We don’t talk much about emotional intimacy in marriage, but in my opinion, it might be the most underrated aspect of marriage.

Genesis 2:24-25 says, “Therefore a man shall leave his father and his mother and hold fast to his wife, and they shall become one flesh. And the man and his wife were both naked and were not ashamed.”

  • Let’s camp out for a moment on this idea that the man and woman were naked and not ashamed. We all live our lives with some degree of shame, whether it’s over the things we say, the way we act or the way we look. In addition, we all fight insecurities internally that no one else may see on the outside. Yet, in Genesis 2:25, we see the man and woman were together, naked and experienced no shame! In contrast, in Genesis 3 after the fall, they no longer experience this same emotional intimacy as they hide from God and blame each other.
  • Ideally, the marriage relationship should be the safest relationship for safety and emotional intimacy. While on earth we will never attain Genesis 2 levels of emotional oneness. But, we can still pursue emotional intimacy in marriage.
  • Above I referenced 1 Peter 3:7 in the ‘mental’ section. When we live with our spouse in an understanding way, it’s not just a mental exercise. It’s also emotional as we seek to get to know their personality, wants and desires. We ask questions, we engage them, and we seek to understand the heart of the person we love.
  • Develop an emotional intimacy so that you can develop emotional grit in your marriage. The more you get to know the other person emotionally, the more grit you develop in your marriage.

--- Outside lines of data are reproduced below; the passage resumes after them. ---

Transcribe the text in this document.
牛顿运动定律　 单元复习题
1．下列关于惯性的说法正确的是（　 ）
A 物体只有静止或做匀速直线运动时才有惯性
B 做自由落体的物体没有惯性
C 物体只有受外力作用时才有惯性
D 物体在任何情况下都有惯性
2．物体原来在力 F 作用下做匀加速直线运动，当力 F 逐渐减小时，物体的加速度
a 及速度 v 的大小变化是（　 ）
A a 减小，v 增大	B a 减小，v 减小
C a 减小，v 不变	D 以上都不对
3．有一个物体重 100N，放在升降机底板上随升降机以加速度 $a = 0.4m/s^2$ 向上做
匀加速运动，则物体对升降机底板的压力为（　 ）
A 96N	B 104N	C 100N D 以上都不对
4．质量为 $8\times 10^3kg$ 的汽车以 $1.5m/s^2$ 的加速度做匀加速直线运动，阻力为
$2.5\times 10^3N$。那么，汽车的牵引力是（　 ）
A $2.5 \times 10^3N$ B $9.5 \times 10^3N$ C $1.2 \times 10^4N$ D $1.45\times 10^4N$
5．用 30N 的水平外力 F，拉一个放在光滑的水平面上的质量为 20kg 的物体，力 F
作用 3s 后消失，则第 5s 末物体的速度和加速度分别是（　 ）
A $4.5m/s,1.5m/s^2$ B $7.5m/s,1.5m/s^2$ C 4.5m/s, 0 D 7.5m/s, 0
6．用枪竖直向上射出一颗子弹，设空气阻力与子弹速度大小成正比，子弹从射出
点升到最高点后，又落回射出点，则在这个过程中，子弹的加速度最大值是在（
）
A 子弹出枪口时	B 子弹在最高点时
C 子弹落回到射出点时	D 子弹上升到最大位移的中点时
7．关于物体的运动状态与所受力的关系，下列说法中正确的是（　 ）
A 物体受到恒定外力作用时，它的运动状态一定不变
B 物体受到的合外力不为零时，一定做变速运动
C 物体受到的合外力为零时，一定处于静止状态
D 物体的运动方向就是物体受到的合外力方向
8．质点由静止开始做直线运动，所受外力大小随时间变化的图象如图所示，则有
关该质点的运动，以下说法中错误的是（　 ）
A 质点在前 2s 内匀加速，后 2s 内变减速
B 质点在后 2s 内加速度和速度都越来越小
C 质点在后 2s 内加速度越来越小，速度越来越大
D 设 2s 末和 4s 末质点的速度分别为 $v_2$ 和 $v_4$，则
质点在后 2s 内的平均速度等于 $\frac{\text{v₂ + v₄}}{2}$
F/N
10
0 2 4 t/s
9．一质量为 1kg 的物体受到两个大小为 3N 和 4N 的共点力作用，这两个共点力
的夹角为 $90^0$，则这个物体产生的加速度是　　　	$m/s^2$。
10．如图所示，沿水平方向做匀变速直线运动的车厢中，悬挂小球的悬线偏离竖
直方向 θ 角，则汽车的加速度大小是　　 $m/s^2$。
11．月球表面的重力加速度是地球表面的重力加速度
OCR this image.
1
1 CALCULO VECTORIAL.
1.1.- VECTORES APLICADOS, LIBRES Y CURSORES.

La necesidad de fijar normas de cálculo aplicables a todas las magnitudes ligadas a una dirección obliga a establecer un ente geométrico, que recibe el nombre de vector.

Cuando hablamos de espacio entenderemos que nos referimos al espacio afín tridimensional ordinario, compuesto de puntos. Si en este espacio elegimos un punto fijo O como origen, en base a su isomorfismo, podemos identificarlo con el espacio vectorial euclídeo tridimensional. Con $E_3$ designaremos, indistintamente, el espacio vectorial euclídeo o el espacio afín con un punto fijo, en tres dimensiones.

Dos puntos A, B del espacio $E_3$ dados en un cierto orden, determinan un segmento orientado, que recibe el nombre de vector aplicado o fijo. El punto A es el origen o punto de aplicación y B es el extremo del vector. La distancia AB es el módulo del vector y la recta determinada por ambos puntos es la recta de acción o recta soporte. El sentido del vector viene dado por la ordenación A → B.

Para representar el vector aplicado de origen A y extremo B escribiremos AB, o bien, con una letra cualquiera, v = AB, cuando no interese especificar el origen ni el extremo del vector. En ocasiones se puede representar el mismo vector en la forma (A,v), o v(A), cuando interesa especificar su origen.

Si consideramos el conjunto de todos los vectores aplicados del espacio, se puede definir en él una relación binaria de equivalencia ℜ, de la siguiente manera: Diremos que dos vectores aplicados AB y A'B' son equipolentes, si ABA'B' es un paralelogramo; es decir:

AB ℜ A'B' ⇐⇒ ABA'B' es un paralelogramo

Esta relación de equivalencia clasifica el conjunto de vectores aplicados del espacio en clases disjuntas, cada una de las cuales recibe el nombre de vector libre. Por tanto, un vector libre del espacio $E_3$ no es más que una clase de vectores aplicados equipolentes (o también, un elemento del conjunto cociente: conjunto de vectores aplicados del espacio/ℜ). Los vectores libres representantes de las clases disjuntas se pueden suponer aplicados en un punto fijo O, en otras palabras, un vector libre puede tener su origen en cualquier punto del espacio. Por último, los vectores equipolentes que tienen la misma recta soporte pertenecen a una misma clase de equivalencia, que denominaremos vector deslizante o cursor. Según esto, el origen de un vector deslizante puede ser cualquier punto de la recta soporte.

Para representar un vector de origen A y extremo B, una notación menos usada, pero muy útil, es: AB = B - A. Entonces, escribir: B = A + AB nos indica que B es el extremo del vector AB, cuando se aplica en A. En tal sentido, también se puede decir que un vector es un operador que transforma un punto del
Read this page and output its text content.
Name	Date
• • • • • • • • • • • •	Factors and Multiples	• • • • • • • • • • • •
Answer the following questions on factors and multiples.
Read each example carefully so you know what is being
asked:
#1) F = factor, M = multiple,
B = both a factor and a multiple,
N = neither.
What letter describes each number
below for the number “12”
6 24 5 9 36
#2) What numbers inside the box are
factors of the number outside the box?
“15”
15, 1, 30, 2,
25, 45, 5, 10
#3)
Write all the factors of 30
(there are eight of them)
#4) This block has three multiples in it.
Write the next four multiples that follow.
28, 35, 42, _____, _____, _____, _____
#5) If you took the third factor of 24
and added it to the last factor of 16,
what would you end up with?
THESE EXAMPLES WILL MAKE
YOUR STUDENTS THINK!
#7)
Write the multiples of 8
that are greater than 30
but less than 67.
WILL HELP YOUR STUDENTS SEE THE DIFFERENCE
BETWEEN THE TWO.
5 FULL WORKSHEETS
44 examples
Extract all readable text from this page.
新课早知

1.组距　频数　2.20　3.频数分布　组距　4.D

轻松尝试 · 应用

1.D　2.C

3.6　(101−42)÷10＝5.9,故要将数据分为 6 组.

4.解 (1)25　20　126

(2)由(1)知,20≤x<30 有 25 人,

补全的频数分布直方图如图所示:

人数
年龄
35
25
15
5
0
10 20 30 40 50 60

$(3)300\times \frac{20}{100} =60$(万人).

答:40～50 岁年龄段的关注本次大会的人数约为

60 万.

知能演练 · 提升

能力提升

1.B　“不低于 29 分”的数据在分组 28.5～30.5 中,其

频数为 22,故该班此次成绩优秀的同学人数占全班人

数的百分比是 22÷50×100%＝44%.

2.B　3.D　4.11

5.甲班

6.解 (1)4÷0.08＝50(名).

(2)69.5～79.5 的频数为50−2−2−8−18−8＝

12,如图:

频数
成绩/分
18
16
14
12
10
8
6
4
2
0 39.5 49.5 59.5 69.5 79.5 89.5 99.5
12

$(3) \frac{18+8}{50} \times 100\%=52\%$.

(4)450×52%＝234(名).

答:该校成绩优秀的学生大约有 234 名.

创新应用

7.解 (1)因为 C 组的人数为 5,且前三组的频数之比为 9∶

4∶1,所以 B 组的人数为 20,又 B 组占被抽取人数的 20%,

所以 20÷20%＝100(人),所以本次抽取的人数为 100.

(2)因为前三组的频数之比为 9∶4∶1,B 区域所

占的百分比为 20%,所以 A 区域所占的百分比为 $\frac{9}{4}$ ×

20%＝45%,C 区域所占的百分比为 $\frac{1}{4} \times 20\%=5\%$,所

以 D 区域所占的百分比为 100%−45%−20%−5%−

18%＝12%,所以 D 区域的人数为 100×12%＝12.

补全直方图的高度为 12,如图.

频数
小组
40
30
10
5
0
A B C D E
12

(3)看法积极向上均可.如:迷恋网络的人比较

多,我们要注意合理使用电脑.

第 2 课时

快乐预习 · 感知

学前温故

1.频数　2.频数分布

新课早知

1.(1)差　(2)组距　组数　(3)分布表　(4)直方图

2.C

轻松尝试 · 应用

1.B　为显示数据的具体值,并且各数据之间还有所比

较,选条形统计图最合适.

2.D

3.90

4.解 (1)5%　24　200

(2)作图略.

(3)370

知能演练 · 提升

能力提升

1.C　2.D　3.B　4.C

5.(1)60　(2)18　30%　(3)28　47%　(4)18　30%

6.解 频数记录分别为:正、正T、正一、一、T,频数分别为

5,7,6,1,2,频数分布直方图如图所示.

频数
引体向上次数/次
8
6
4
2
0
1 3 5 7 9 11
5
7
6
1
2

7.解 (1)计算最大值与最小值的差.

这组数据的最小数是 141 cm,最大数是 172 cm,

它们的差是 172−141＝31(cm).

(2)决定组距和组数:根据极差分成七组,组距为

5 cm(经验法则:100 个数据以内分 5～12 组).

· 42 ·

In Part 2 of this short series, I’ll share three more ways you and your spouse can develop marital grit.

Your Turn:

  1. On a scale of 1-10, with one being low and 10 being high, how gritty is your marriage? In other words, how hard do you work on your marriage proactively? What would your spouse say?
  2. What is one thing you can do to develop mental grit in your marriage? What book you can read together or what mentor can you learn from?
  3. What is one thing you can do to study your spouse so that you can grow in emotional grit?